For all its thematic realism and its 60s excess, Joe eventually comes to what was for me an unsatisfying conclusion. It’s neat, clever, and utterly terrifying in its implications, but it seems to run in a different thematic direction from what had preceded it. It’s a great ending that ends up feeling like it belongs to another movie. In the end, the film’s overarching theme, which had been somewhat amorphous throughout, comes dangerously close to just being outright muddled. But even though Joe is an imperfect film, it's should still be considered a substantial accomplishment, if only for the honest and brutal way that it approaches its subject matter. For all its flaws and outdated style, Joe is a film that deserves to be watched and placed alongside Easy Rider and the others in the pantheon of great films about the 60s. It's a perceptive and complicated movie that shouldn't be written off as a mere relic of the time.
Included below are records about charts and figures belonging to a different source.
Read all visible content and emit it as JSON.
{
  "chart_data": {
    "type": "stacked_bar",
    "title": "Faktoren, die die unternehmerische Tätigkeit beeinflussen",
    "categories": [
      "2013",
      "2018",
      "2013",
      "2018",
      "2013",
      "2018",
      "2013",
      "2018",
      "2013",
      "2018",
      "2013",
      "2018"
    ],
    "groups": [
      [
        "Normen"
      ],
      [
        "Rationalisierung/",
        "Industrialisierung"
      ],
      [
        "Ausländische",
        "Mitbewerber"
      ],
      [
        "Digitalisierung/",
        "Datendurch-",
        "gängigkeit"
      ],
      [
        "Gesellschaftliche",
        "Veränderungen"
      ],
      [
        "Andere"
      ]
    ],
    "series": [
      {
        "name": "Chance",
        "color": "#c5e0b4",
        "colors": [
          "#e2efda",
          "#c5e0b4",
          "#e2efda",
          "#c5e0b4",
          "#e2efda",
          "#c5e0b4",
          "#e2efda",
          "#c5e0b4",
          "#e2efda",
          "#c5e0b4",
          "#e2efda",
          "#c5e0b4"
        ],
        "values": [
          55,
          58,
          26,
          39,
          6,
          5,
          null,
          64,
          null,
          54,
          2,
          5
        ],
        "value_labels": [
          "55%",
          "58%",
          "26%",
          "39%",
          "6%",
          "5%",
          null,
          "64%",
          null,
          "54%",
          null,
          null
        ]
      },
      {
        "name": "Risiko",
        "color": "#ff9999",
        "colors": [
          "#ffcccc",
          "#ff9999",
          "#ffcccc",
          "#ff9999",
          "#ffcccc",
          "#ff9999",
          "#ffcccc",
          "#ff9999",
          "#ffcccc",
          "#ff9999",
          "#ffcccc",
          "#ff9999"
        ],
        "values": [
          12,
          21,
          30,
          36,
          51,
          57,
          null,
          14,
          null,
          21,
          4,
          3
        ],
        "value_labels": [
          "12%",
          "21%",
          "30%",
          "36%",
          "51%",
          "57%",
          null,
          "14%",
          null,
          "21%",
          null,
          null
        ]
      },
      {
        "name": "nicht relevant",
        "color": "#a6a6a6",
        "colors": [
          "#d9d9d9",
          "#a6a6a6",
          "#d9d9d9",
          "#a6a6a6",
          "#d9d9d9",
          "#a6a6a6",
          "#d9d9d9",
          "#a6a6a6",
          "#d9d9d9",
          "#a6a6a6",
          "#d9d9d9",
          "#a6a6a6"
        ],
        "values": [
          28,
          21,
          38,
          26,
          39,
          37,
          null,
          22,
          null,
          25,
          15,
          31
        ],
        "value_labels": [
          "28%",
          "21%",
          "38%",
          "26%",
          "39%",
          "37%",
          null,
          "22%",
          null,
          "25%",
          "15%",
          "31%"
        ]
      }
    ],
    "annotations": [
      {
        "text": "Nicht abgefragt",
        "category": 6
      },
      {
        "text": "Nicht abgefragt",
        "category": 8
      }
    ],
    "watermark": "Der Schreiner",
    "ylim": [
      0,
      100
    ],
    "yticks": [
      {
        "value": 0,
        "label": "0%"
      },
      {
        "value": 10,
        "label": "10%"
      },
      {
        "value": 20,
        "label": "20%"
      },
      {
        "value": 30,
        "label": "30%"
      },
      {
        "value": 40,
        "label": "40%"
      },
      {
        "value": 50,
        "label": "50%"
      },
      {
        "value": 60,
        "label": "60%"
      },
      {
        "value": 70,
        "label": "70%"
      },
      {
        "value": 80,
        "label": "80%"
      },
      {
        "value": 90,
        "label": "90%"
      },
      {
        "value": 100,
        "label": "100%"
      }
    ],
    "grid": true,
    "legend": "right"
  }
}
It’s rare that you see a film that is so honest with the evils--however horrifying-- of all its characters.

2 comments:

DTG said...

Great review. I don't know why I've never checked John G. Avildsen's IMDB page. Both Rocky and especially The Karate Kid are staples in my home.

I've got to see what that dated photography looks like.

Evan said...

Haha. Maybe I should've been more specific on that one. I just meant that the direction is a little hokey sometimes. After coming of age in the 90s, seeing somebody in 1970 try to use jump cuts and effects to try and create a "hallucinogenic" feel just seems sort of funny. Watch it and you'll know what I mean.